Al oír eso, el lejosnato se la quedó mirando. Aunque ella no pudo alzar la mirada, se dio cuenta que la expresión de él había cambiado.

—Sí, lo eres. ¿Puedo saber cómo te llamas, hija de Askatevar?

—Soy Rolery, del linaje de Wold.

—¿Wold es tu abuelo? ¿Tu padre? ¿Vive todavía?

—Wold cierra el círculo en el golpeteo de Piedras —contestó ella con altivez, tratando de afirmarse a sí misma contra aquel aire de total autoridad de él. ¿Cómo podía un lejosnato, un falsohombre, sin linaje y por debajo de la ley, ponerse tan serio y altanero?

—Dale saludos de parte de Jakob Agat Alterra. Dile que iré a Tevar mañana a hablar con él. Adiós, Rolery —y alargó su mano al modo del saludo entre iguales. Ella, sin pensarlo hizo lo mismo, y puso su palma abierta contra la de él.

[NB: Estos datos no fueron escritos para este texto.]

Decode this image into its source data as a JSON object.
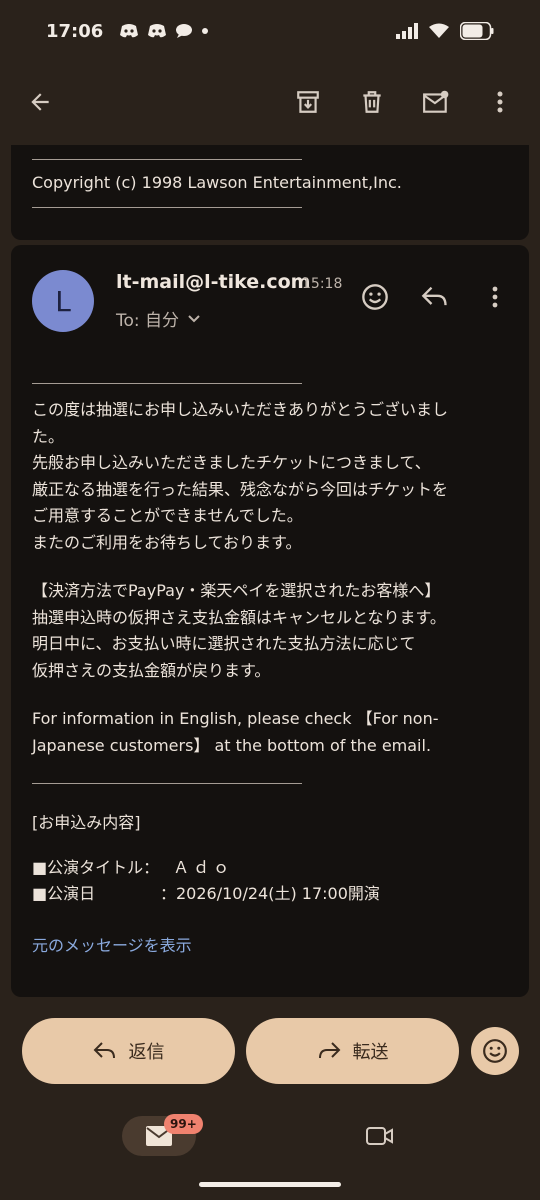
{
  "status_bar": {
    "time": "17:06"
  },
  "colors": {
    "accent": "#e8c9a8",
    "link": "#8aa9dd",
    "avatar": "#7b8ad0",
    "badge": "#f0826f"
  },
  "top_card": {
    "copyright": "Copyright (c) 1998 Lawson Entertainment,Inc."
  },
  "message": {
    "avatar_letter": "L",
    "sender": "lt-mail@l-tike.com",
    "time": "15:18",
    "to_label": "To: 自分",
    "body": {
      "p1": [
        "この度は抽選にお申し込みいただきありがとうございまし",
        "た。",
        "先般お申し込みいただきましたチケットにつきまして、",
        "厳正なる抽選を行った結果、残念ながら今回はチケットを",
        "ご用意することができませんでした。",
        "またのご利用をお待ちしております。"
      ],
      "p2": [
        "【決済方法でPayPay・楽天ペイを選択されたお客様へ】",
        "抽選申込時の仮押さえ支払金額はキャンセルとなります。",
        "明日中に、お支払い時に選択された支払方法に応じて",
        "仮押さえの支払金額が戻ります。"
      ],
      "p3": "For information in English, please check 【For non-Japanese customers】 at the bottom of the email.",
      "section_title": "[お申込み内容]",
      "details": [
        {
          "label": "■公演タイトル：",
          "value": "Ａｄｏ"
        },
        {
          "label": "■公演日",
          "value": "：2026/10/24(土) 17:00開演"
        }
      ]
    },
    "show_original": "元のメッセージを表示"
  },
  "actions": {
    "reply_label": "返信",
    "forward_label": "転送"
  },
  "nav": {
    "mail_badge": "99+"
  }
}
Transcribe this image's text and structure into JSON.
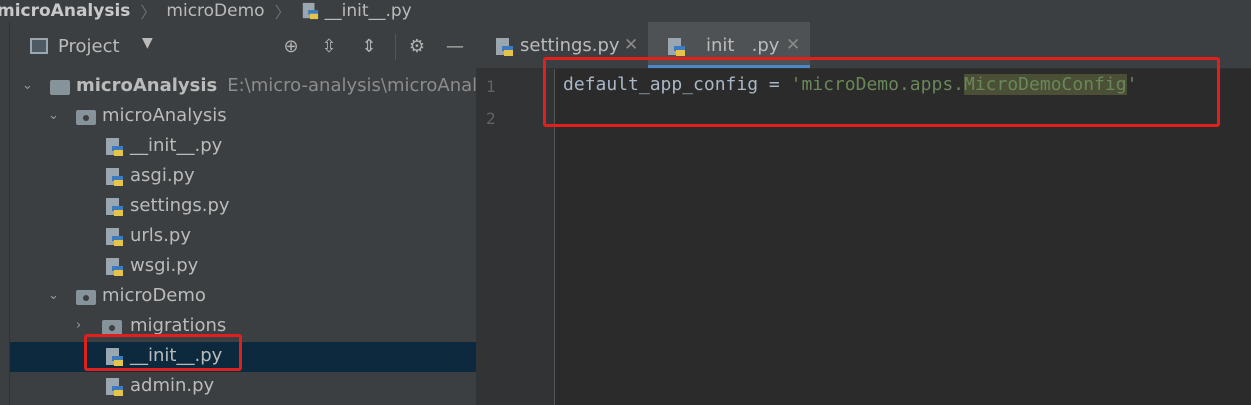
{
  "breadcrumb": {
    "root": "microAnalysis",
    "folder": "microDemo",
    "file": "__init__.py"
  },
  "project_panel": {
    "view_label": "Project",
    "icons": [
      "add-target-icon",
      "expand-all-icon",
      "collapse-all-icon",
      "gear-icon",
      "minimize-icon"
    ],
    "tree": [
      {
        "label": "microAnalysis",
        "path": "E:\\micro-analysis\\microAnalysis",
        "type": "root",
        "expanded": true
      },
      {
        "label": "microAnalysis",
        "type": "folder",
        "expanded": true
      },
      {
        "label": "__init__.py",
        "type": "python-file"
      },
      {
        "label": "asgi.py",
        "type": "python-file"
      },
      {
        "label": "settings.py",
        "type": "python-file"
      },
      {
        "label": "urls.py",
        "type": "python-file"
      },
      {
        "label": "wsgi.py",
        "type": "python-file"
      },
      {
        "label": "microDemo",
        "type": "folder",
        "expanded": true
      },
      {
        "label": "migrations",
        "type": "folder",
        "expanded": false
      },
      {
        "label": "__init__.py",
        "type": "python-file",
        "selected": true
      },
      {
        "label": "admin.py",
        "type": "python-file"
      }
    ]
  },
  "editor": {
    "tabs": [
      {
        "label": "settings.py",
        "active": false
      },
      {
        "label": "init   .py",
        "active": true
      }
    ],
    "line_numbers": [
      "1",
      "2"
    ],
    "code": {
      "var": "default_app_config",
      "op": " = ",
      "quote_open": "'",
      "str_body": "microDemo.apps.",
      "str_highlight": "MicroDemoConfig",
      "quote_close": "'"
    }
  },
  "colors": {
    "annotation_red": "#e0201c",
    "selection": "#0d293e",
    "string_green": "#6a8759"
  }
}
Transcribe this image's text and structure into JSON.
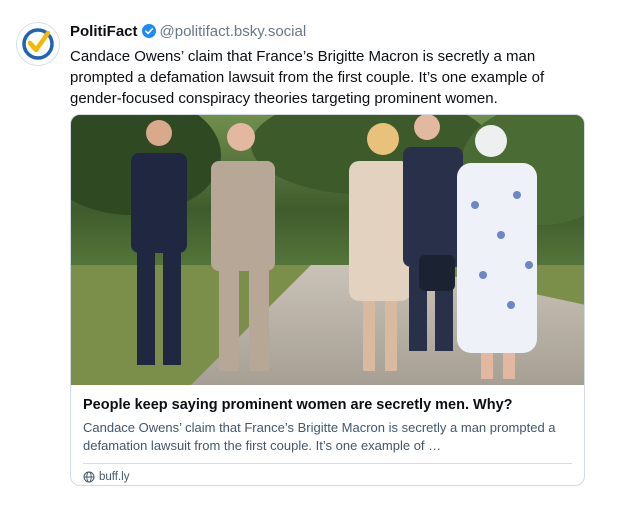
{
  "post": {
    "avatar_icon": "politifact-check-logo-icon",
    "display_name": "PolitiFact",
    "verified_icon": "verified-check-icon",
    "handle": "@politifact.bsky.social",
    "text": "Candace Owens’ claim that France’s Brigitte Macron is secretly a man prompted a defamation lawsuit from the first couple. It’s one example of gender-focused conspiracy theories targeting prominent women."
  },
  "link_card": {
    "image_alt": "photo of five people walking on a path",
    "title": "People keep saying prominent women are secretly men. Why?",
    "description": "Candace Owens’ claim that France’s Brigitte Macron is secretly a man prompted a defamation lawsuit from the first couple. It’s one example of …",
    "domain_icon": "globe-icon",
    "domain": "buff.ly"
  },
  "colors": {
    "handle": "#66788a",
    "verified_blue": "#1d8cf8",
    "brand_blue": "#1e63b5",
    "brand_yellow": "#f5b700",
    "card_border": "#d4dbe2"
  }
}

Luego ella se volvió y subió corriendo las empinadas calles y escalones, colocándose su capucha de piel sobre la cabeza, apartándose de los pocos lejosnatos por cuyo lado pasó. ¿Por qué la miraban fijamente a la cara como si fueran cadáveres o pescados? Los animales de sangre caliente y los seres humanos no se miraban fijamente los unos a los otros de ese modo. Ella salió por la Puerta de Tierra con una gran sensación de alivio, y ascendió rápidamente hacia la loma con los últimos rayos rojizos del sol, descendiendo luego por el bosque moribundo, y recorriendo los senderos que llevaban a Tevar. Cuando el crepúsculo se volvió oscuridad, ella vio, por encima de los rastrojos, pequeñas estrellas de luz de fuego procedentes de las tiendas de campaña que rodeaban la inacabada Ciudad de Invierno que se levantaba sobre la colina. Y se apresuró en busca del calor, la cena y la compañía de seres humanos. Pero aun en la gran tienda de las hermanas de su linaje, arrodillada junto al fuego y atracándose de asado entre las mujeres y los niños, volvió a sentir una sensación extraña que persistía en su mente. Cerrando su mano derecha, pareció apretar contra su palma un poco de oscuridad, donde él la había tocado.